The combination of the volume and the GLCM Entropy_log2 value showed better predictive ability for LPLNM in this study. Following the results of this study, we consider that positive for both factors is an absolute indication o LPLND, that positive for either one of the indicators is a relative indication of LPLND, and that a negative for both factors indicates the possibility of omitting LPLND.
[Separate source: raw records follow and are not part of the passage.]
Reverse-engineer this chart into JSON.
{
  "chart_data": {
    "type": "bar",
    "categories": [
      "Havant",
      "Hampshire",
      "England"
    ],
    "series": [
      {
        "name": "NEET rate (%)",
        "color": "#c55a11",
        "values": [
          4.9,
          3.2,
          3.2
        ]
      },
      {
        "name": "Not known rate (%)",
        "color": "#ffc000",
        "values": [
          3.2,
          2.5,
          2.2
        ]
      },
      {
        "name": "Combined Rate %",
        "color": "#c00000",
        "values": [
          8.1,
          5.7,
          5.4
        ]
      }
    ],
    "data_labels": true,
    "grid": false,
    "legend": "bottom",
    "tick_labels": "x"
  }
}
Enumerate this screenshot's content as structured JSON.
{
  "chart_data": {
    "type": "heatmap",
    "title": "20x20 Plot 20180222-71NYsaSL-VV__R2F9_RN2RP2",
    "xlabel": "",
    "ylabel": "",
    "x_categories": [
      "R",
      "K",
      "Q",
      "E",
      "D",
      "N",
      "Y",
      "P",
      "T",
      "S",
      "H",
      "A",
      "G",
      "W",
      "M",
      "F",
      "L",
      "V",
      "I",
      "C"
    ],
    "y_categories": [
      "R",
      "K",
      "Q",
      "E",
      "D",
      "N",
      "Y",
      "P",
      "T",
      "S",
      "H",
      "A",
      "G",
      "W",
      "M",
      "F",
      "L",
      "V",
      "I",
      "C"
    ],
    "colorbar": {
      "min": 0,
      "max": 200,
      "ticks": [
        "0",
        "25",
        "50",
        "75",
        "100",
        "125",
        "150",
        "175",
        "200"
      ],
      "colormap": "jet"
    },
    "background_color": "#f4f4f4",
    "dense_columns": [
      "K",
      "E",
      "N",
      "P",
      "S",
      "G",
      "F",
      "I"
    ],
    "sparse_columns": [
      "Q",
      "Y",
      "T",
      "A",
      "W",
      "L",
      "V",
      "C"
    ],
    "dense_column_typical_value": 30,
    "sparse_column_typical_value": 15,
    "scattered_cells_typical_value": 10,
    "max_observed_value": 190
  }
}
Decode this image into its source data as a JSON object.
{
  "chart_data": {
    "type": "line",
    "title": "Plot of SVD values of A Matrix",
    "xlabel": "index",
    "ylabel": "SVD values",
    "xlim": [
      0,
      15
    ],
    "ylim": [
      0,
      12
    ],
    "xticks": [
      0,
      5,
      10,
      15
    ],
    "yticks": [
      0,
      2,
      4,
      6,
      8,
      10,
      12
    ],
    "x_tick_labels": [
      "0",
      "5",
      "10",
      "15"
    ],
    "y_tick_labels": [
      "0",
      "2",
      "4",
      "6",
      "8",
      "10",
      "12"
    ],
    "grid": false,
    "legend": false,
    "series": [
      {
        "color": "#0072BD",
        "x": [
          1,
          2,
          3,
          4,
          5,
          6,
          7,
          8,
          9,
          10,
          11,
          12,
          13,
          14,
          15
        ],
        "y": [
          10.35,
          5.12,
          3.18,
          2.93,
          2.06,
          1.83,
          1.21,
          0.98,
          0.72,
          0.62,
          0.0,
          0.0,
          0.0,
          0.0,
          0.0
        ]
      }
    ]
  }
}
The present study had some limitations. First, the sample size was small. Smaller sample sizes may affect the reliability of results due to increased variability and possible bias. Second, this study included patients who underwent preoperative chemotherapy or chemoradiotherapy. Zhang et al. have reported that histogram and GLCM features were associated with the response to chemotherapy for liver metastasis of colorectal cancer [18]. Liu et al. also reported that GLCM features were associated with the response to chemoradiotherapy for locally advanced rectal cancer [19]. Preoperative treatment may have affected the parameters of the texture analysis in this study as well. Third, the study was a retrospective study. A prospective study is needed to determine the accuracy of the results.

Conclusion

In the present study, the combination of the volume and the GLCM Entropy_log2 value showed better predictive ability for LPLNM in this study. The specificity was improved by the positivity of both factors, and the sensitivity was improved by the negativity of both factors. Combining texture analysis with conventional diagnostic imaging may lead to a more accurate prediction of LPLN metastasis of rectal cancer.